Nah, di kalender Bali inilah, seseorang akan mencari Dewasa Ayu atau hari baik. Menurut Penyusun Kalender Bali, yang juga Ketua Prodi Magister Ilmu Komunikasi Hindu Universitas Hindu Negeri I Gusti Bagus Sugriwa Denpasar,
Dr. I Gede Sutarya, S.ST., Par., M.Ag., jika orang mencari dewasa ayu, maka mulai dilihat dari sasihnya, wuku, hingga wewarannya. Namun secara umum yang mulai dilihat adalah sasih.
Dicontohkannya, ketika hendak melakukan upacara Pitra Yadnya seperti Ngaben, maka akan mencari sasih Kasa dan Kara.
Jika melaksanakan Dewa Yadnya akan bagus ketika sasih Kapat, kalima dan kadasa. “Kalau dalam mencari rezeki, misalnya membuka usaha, hal pertama harus dilihat adalah mencari Ayu Nulus. Ayu Nulus bermakna sebagai hari baik untuk memulai segala usaha. Ini adalah Dewasa Ayu yang paling umum dan bagus untuk membuka usaha,” ujar Gede Sutarya yang juga dosen Universitas Hindu Negeri I Gusti Bagus Sugriwa Denpasar ini,
kepada Bali Express (Jawa Pos Group) di Denpasar, kemarin.
Jika ingin menguatkan rezeki yang ingin didapatkan, lanjutnya, maka seseorang juga bisa melihat pada wewarannya.
Wewaran ada 10 jenis dari Eka Wara hingga Dasa Wara. Eka Wara terdiri dari Luang. Dwi Wara memiliki bagian Menga dan Pepet.
Tri Wara yaitu Pasah, Beteng, dan Kajeng. Catur Wara ada Sri, Laba, Jaya, dan Menala.
Panca Wara terdiri atas Umanis, Pahing, Pon, Wage, dan Kliwon. Selanjutnya Sad Eara terdapat Tungleh, Aryang, Urukung, Paniron, Was, dan Maulu.
Sapta Wara bagiannya ada Redite, Soma, Anggara, Buda, Wrespati, Sukra, dan Saniscara.
Asta Wara ada Sri, Indra, Guru, Yama, Ludra, Brahma, Kala, dan Uma. Sanga Wara terdiri dari Dangu, Jangur, Gigis, Nohan, Ogan, Erangan, Urungun, Tulus, dan Dadi. Terakhir ada Dasa Wara memiliki bagian Pandita, Pati, Suka, Duka, Sri, Manah, Manusia, Dewa, Raja, dan Raksasa. “Dari sepuluh itu, lihat Catur Wara dan Asta Wara dan Dasa Wara. Dari ketiga itu, pilih hari yang bisa ada Srinya, karena Dri memiliki arti kemakmuran. Dicontohkannya, Rabu (3/6) ada Sri dua kali muncul dari Catur Wara dan Asta Wara, maka cocok untuk buka usaha karena adanya dua kali Sri alias Sri Tumpuk.
“Jika Dasa Waranya muncul juga Sri, maka tiga kali ada Sri. Itu bisa jadi Sri Dandang,” tambahnya.
Tidak hanya itu saja. Dijelaskan Sutarya, selain Ayu Nulus dan Sri Tumpuk serta Sri Dandang, seseorang juga bisa mencari Dewasa Ayu seperti Sedana Yoga, Kala Rebutan, Srigati Turun, dan Upadana Amerta. Sedana Yoga bermakna bagus mulai membuat peralatan untuk berdagang hingga mulai berjualan.

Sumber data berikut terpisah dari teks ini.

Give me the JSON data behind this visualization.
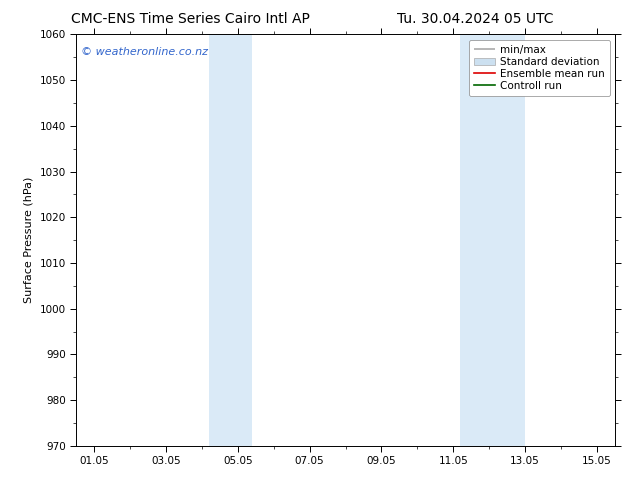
{
  "title_left": "CMC-ENS Time Series Cairo Intl AP",
  "title_right": "Tu. 30.04.2024 05 UTC",
  "ylabel": "Surface Pressure (hPa)",
  "ylim": [
    970,
    1060
  ],
  "yticks": [
    970,
    980,
    990,
    1000,
    1010,
    1020,
    1030,
    1040,
    1050,
    1060
  ],
  "xlim": [
    0.5,
    15.5
  ],
  "xtick_labels": [
    "01.05",
    "03.05",
    "05.05",
    "07.05",
    "09.05",
    "11.05",
    "13.05",
    "15.05"
  ],
  "xtick_positions": [
    1,
    3,
    5,
    7,
    9,
    11,
    13,
    15
  ],
  "shaded_bands": [
    {
      "x_start": 4.2,
      "x_end": 5.4
    },
    {
      "x_start": 11.2,
      "x_end": 13.0
    }
  ],
  "shade_color": "#daeaf7",
  "watermark_text": "© weatheronline.co.nz",
  "watermark_color": "#3366cc",
  "legend_items": [
    {
      "label": "min/max",
      "color": "#aaaaaa",
      "lw": 1.2
    },
    {
      "label": "Standard deviation",
      "color": "#cce0f0",
      "lw": 6
    },
    {
      "label": "Ensemble mean run",
      "color": "#dd0000",
      "lw": 1.2
    },
    {
      "label": "Controll run",
      "color": "#006600",
      "lw": 1.2
    }
  ],
  "bg_color": "#ffffff",
  "spine_color": "#000000",
  "tick_color": "#000000",
  "title_fontsize": 10,
  "ylabel_fontsize": 8,
  "tick_fontsize": 7.5,
  "watermark_fontsize": 8,
  "legend_fontsize": 7.5
}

Kala Rebutan mempunyai arti bagus untuk membuat alat-alat untuk berdagang. “Srigati Turun untuk membuat peralatan berdagang juga. Upadana Amerta bisa buat peralatan dagang sekaligus mulai berdagang,” terang Sutarya.
Khusus untuk Dewasa Ayu membuka usaha, lanjutnya, juga ada Amerta Jati, Amerta Yoga, Ayu Badra, Dewasa Tanian untuk usaha pertanian, Jiwa Meganti, Kala Gotongan dan Kala Olih. "Kalau yang telah disebutkan fokus ke membuka usaha secara umum ya, kecuali Dewa Tanian,” tambahnya lagi.
Disarankan, jika menemukan Dewasa Ayu, maka pastikan untuk tidak menemukan Dewasa Alanya (hari tidak baik) untuk membuka usaha.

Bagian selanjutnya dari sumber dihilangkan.